Galos brigavam ruidosamente no quintal. Galinhas entusiasmadas com a disputa voavam e gritavam histericamente de um lado para o outro. No pequeno cômodo da casa, seis redes estavam armadas e carregadas de corpos cansados de mais um dia de escola e trabalho.
No quintal, a mãe recolhia os ovos do galinheiro improvisado e laranjas da árvore frágil, encostada no muro com a ajuda de galhos amarrados. O almoço seria servido em poucos minutos: apenas omelete e chá de casca de laranja.
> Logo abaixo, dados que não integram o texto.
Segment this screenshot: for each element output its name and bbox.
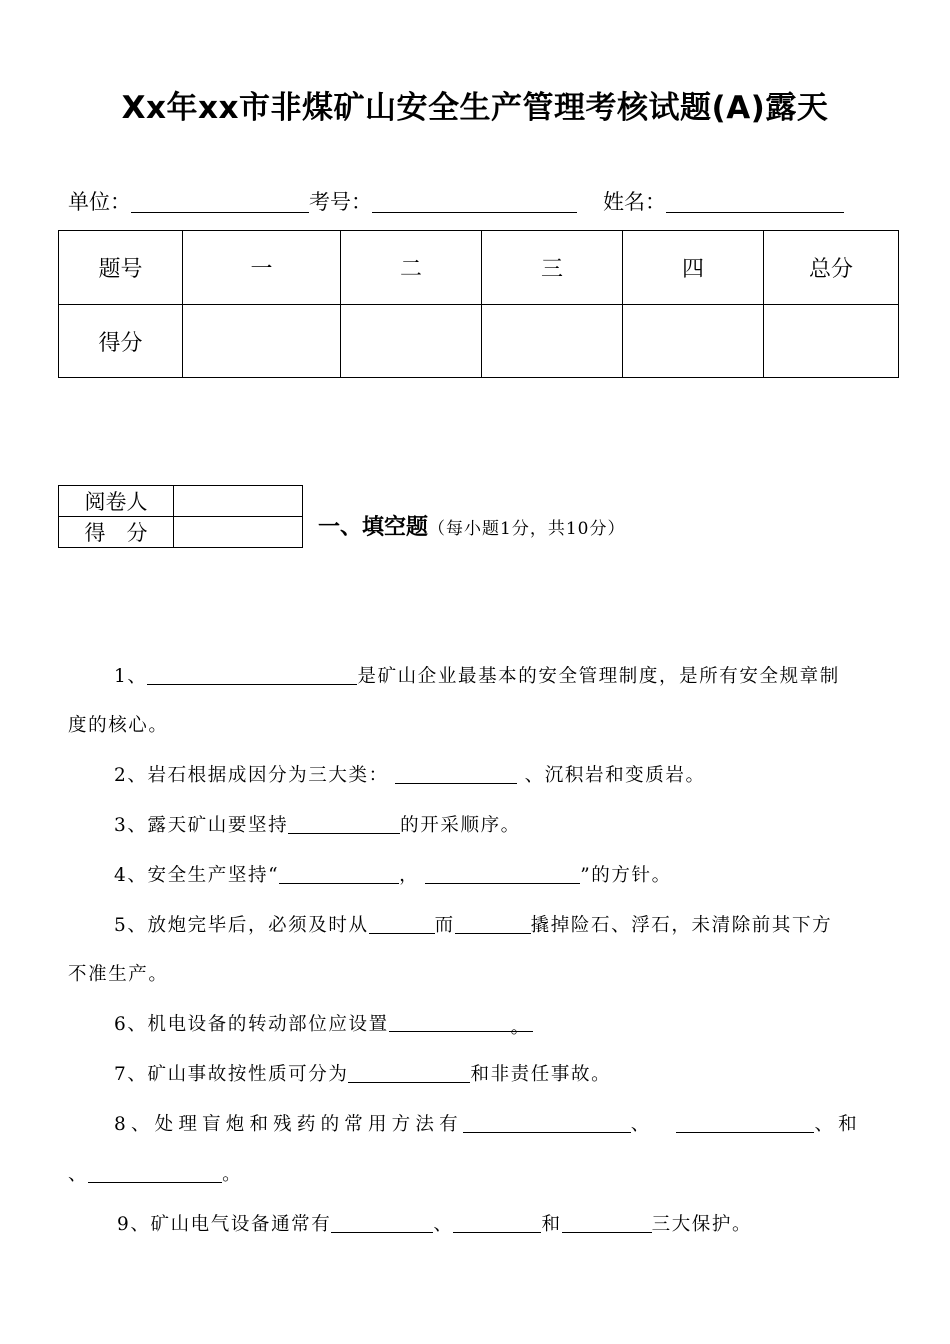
q9-blank-1[interactable] bbox=[331, 1214, 433, 1233]
q5-text: 5、放炮完毕后，必须及时从 bbox=[114, 915, 369, 936]
question-8-cont bbox=[68, 1160, 242, 1186]
question-3 bbox=[114, 811, 521, 837]
q8-text: 8、处理盲炮和残药的常用方法有 bbox=[114, 1114, 463, 1135]
score-header-row bbox=[59, 231, 899, 305]
q4-text-end: ”的方针。 bbox=[580, 865, 672, 886]
q4-blank-1[interactable] bbox=[279, 865, 399, 884]
score-table bbox=[58, 230, 899, 378]
exam-no-field[interactable] bbox=[372, 190, 577, 213]
q1-number: 1、 bbox=[114, 666, 148, 687]
header-cell-total: 总分 bbox=[764, 231, 899, 305]
q4-comma: ， bbox=[399, 865, 420, 886]
q8-period: 。 bbox=[222, 1164, 243, 1185]
q2-text-end: 、沉积岩和变质岩。 bbox=[524, 765, 706, 786]
q6-text: 6、机电设备的转动部位应设置 bbox=[114, 1014, 389, 1035]
q9-and: 和 bbox=[541, 1214, 562, 1235]
q7-blank[interactable] bbox=[348, 1064, 470, 1083]
q9-blank-2[interactable] bbox=[453, 1214, 541, 1233]
header-cell-4: 四 bbox=[623, 231, 764, 305]
section-score-field[interactable] bbox=[174, 517, 303, 548]
header-cell-1: 一 bbox=[183, 231, 341, 305]
q4-text: 4、安全生产坚持“ bbox=[114, 865, 280, 886]
score-cell-3[interactable] bbox=[482, 305, 623, 378]
q5-text-end: 撬掉险石、浮石，未清除前其下方 bbox=[530, 915, 833, 936]
q8-blank-2[interactable] bbox=[676, 1114, 814, 1133]
unit-label: 单位： bbox=[68, 190, 131, 214]
q8-sep-2: 、 bbox=[68, 1164, 89, 1185]
name-label: 姓名： bbox=[603, 190, 666, 214]
q9-text-end: 三大保护。 bbox=[651, 1214, 753, 1235]
q9-sep: 、 bbox=[433, 1214, 454, 1235]
question-5 bbox=[114, 911, 832, 937]
q7-text: 7、矿山事故按性质可分为 bbox=[114, 1064, 349, 1085]
q2-text: 2、岩石根据成因分为三大类： bbox=[114, 765, 389, 786]
question-1-cont: 度的核心。 bbox=[68, 715, 169, 736]
section-heading: 一、填空题 bbox=[318, 515, 429, 540]
score-cell-1[interactable] bbox=[183, 305, 341, 378]
q6-blank[interactable] bbox=[389, 1013, 533, 1038]
q3-text: 3、露天矿山要坚持 bbox=[114, 815, 289, 836]
q8-blank-3[interactable] bbox=[88, 1164, 222, 1183]
exam-no-label: 考号： bbox=[309, 190, 372, 214]
question-4 bbox=[114, 861, 672, 887]
header-cell-3: 三 bbox=[482, 231, 623, 305]
question-9 bbox=[117, 1210, 752, 1236]
score-row bbox=[59, 305, 899, 378]
score-cell-total[interactable] bbox=[764, 305, 899, 378]
question-8 bbox=[114, 1110, 862, 1136]
info-line bbox=[68, 186, 844, 216]
page-title: Xx年xx市非煤矿山安全生产管理考核试题(A)露天 bbox=[121, 90, 829, 126]
q8-sep-1: 、 bbox=[630, 1114, 655, 1135]
reviewer-field[interactable] bbox=[174, 486, 303, 517]
q1-blank[interactable] bbox=[147, 666, 357, 685]
q3-text-end: 的开采顺序。 bbox=[400, 815, 521, 836]
unit-field[interactable] bbox=[131, 190, 309, 213]
question-5-cont: 不准生产。 bbox=[68, 964, 169, 985]
section-score-label: 得 分 bbox=[59, 517, 174, 548]
question-7 bbox=[114, 1060, 611, 1086]
score-row-label: 得分 bbox=[59, 305, 183, 378]
question-6 bbox=[114, 1010, 533, 1036]
score-cell-4[interactable] bbox=[623, 305, 764, 378]
q5-and: 而 bbox=[434, 915, 455, 936]
reviewer-label: 阅卷人 bbox=[59, 486, 174, 517]
q4-blank-2[interactable] bbox=[425, 865, 580, 884]
q2-blank[interactable] bbox=[395, 765, 517, 784]
q6-period: 。 bbox=[510, 1017, 531, 1038]
question-2 bbox=[114, 761, 706, 787]
q5-blank-2[interactable] bbox=[455, 915, 531, 934]
score-cell-2[interactable] bbox=[341, 305, 482, 378]
q8-and: 、和 bbox=[814, 1114, 862, 1135]
name-field[interactable] bbox=[666, 190, 844, 213]
header-cell-2: 二 bbox=[341, 231, 482, 305]
q8-blank-1[interactable] bbox=[463, 1114, 631, 1133]
q9-blank-3[interactable] bbox=[562, 1214, 652, 1233]
section-title bbox=[318, 510, 625, 541]
q7-text-end: 和非责任事故。 bbox=[470, 1064, 612, 1085]
header-cell-number: 题号 bbox=[59, 231, 183, 305]
question-1 bbox=[114, 662, 840, 688]
q1-text: 是矿山企业最基本的安全管理制度，是所有安全规章制 bbox=[357, 666, 840, 687]
grader-box bbox=[58, 485, 303, 548]
q5-blank-1[interactable] bbox=[369, 915, 435, 934]
q9-text: 9、矿山电气设备通常有 bbox=[117, 1214, 332, 1235]
q3-blank[interactable] bbox=[288, 815, 400, 834]
section-note: （每小题1分，共10分） bbox=[428, 519, 626, 539]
A primeira refeição do dia.
Deitada no único colchão da casa, uma peça puída, coberta por retalhos e sem qualquer firmeza, Maria contava os pequenos santos de sua coleção. “Santo Expedito, Santa Ana, São Benedito, Santa Rita, Santo Afonso…”. Um por um, Maria os guardava meticulosamente na saboneteira antiga, improvisada para ser um relicário.
Aqueles santinhos eram a companhia de Maria. Quarto rebento de sete, a menina criava amigos imaginários e, ao mesmo tempo em que rezava para as miniaturas de santos, ela conversava, desabafava, sonhava. Contava sobre as dificuldades da vida – e como poderiam ser difíceis e dolorosas -, sussurrava sobre a ausência do pai, que tinha saído de casa por não tratar corretamente a mulher e os filhos, passando a maior parte do tempo embriagado, e falava sobre solidão. Maria se sentia só, mesmo entre tantos irmãos. Mas no meio do terreno árido dos sentimentos, a garotinha puxava do fundo da alma uma esperança inabalável. Com as mãos unidas em forma de concha, fazendo uma capela protetora para os seus minúsculos santos de gesso, Maria sussurrava confiante:
– A vida é muito mais do que dor e tristeza, meus amiguinhos. A vida também é beleza, alegria, contentamento e felicidade. Se, por alguma razão, minha existência se recusar a evoluir e ser melhor do que é, eu modelarei uma nova. Construirei meu próprio caminho.
Depois de contar todos os santos, Maria beijava-os e, fechando os olhos, agradecia a Deus por ter amigos tão especiais, sempre dispostos a ouvir tudo com um sorriso no rosto. Naqueles preciosos momentos do dia, ela não sentia o poder da solidão. Era apenas uma criança que tagarelava, sonhava e acreditava.